The exact role of each of the respiratory pathogens in the origin of pneumonia remains to be clarified. However, it has been speculated that viruses may induce pneumonia, either directly or by rendering the host more susceptible to bacterial infection [2930]. IPD exhibits seasonal variations with peak incidence during the winter season in temperate regions of the world. A variety of host and environmental factors have been explored as potential explanations for the seasonality of IPD including viral respiratory tract infections [2932]. Viral carriage is rare in healthy subjects and detecting a respiratory virus in upper airway sample either by culture, antigen detection or PCR is considered as diagnosis for the aetiology of LRTI. In nasopharyngeal samples, the viral distribution was similar between the 2 population groups, CAP + PPE and CAP. As already described for bronchiolitis, the number of patients infected with respiratory viruses is much higher in infants less than 24 months old [33]. However, in this study the number of dual viral infections is significantly higher in the PPE population which suggests that viral co-infection seems to have an impact on the severity of pneumonia. Other studies [2932] have analysed the correlation between IPD and circulating respiratory viruses such as influenza. Up to now, the occurrence of viral co-infections in acute LTRI has received little attention. In a previous study, we described the impact of the dual viral infection in infants admitted to a paediatric intensive care unit associated with severe bronchiolitis [33]. The proportion of viral co-infection in children hospitalised with pneumonia is probably underestimated. Physicians should be aware of the potential outcomes associated with viral co-infection and should consider the impact in children with respiratory illness.

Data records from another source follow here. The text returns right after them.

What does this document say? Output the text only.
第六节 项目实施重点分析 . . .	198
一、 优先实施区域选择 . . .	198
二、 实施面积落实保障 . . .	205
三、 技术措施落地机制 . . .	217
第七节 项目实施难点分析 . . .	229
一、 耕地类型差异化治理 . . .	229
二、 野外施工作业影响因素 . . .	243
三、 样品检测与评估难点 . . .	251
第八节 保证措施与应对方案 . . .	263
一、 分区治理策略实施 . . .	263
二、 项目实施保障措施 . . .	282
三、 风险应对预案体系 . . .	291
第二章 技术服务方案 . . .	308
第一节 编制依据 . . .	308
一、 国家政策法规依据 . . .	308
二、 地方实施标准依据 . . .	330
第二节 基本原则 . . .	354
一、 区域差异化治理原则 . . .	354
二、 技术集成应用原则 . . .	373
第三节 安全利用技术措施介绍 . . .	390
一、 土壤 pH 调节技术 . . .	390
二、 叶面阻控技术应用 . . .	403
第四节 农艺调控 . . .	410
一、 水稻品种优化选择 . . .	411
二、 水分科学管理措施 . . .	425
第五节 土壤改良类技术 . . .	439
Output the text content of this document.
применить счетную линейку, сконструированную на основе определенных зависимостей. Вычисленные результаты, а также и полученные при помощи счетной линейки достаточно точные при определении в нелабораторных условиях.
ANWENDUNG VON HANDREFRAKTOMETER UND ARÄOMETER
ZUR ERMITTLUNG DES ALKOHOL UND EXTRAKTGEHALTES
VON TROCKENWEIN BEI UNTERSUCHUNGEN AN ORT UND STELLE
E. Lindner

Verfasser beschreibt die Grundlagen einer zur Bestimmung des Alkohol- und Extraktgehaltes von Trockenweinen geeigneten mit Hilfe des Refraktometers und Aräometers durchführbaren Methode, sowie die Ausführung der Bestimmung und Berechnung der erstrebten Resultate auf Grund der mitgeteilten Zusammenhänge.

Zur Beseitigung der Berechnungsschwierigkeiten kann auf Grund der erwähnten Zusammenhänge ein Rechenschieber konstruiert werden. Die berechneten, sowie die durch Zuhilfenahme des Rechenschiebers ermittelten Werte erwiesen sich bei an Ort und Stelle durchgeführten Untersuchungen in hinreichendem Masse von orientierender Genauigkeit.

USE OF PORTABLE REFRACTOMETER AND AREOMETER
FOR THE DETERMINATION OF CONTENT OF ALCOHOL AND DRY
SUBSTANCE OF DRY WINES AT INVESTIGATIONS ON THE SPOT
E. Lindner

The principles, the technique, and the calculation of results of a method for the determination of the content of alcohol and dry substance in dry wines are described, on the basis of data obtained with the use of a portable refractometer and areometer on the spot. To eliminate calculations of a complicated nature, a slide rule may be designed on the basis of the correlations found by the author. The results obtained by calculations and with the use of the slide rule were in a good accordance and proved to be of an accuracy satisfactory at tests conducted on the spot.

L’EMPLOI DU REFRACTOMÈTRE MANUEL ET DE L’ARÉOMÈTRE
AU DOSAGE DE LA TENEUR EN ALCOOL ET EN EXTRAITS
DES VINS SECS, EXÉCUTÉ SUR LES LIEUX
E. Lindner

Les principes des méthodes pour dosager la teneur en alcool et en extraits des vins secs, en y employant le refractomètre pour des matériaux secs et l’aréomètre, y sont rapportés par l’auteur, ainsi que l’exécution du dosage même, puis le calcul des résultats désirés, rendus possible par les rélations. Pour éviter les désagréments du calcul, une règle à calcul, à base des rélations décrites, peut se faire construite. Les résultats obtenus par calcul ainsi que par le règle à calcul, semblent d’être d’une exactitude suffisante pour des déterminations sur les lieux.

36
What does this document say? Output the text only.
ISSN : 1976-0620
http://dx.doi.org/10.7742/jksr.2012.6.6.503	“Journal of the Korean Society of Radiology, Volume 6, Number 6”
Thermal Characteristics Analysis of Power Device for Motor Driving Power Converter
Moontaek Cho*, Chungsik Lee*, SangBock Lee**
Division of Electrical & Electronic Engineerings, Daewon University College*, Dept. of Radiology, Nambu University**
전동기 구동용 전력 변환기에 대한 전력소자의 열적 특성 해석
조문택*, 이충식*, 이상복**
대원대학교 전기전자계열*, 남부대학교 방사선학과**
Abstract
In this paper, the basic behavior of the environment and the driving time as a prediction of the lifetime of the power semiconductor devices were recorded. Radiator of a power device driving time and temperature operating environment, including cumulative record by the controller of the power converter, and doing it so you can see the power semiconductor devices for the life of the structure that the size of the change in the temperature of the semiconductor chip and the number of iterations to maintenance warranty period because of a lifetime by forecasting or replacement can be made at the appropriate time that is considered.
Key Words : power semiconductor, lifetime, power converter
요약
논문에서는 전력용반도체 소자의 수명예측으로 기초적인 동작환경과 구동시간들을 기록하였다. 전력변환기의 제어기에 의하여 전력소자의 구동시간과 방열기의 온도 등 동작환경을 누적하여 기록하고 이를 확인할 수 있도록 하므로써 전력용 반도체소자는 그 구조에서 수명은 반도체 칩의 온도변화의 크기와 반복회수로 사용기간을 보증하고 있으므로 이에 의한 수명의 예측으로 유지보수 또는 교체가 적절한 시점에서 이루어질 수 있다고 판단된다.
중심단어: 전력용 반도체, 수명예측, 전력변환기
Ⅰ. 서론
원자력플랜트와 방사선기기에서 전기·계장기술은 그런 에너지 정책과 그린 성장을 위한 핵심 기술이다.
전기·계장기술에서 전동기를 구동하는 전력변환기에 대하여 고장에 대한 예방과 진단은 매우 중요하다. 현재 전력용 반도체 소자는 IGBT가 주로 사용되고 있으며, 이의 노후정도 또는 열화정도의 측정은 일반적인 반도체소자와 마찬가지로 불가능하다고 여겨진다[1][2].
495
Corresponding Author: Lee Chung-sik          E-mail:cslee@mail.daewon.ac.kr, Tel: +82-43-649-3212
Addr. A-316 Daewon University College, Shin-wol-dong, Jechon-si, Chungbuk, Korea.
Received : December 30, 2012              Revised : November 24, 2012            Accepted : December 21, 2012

Our data cannot support the hypothesis that viral/bacteria co-infection is a risk factor of PPE in children with CAP, however, it does provide further information regarding the aetiological agents involved in severe pneumonia. Additional studies will be needed to better understand the prevalence of the viral dual infection in pneumonia and the risk factors associated with the severity of the disease. It will be also interesting to determine the impact of the pneumococcal conjugate and influenza vaccinations and antibiotic use in reducing the life-threatening complications of CAP.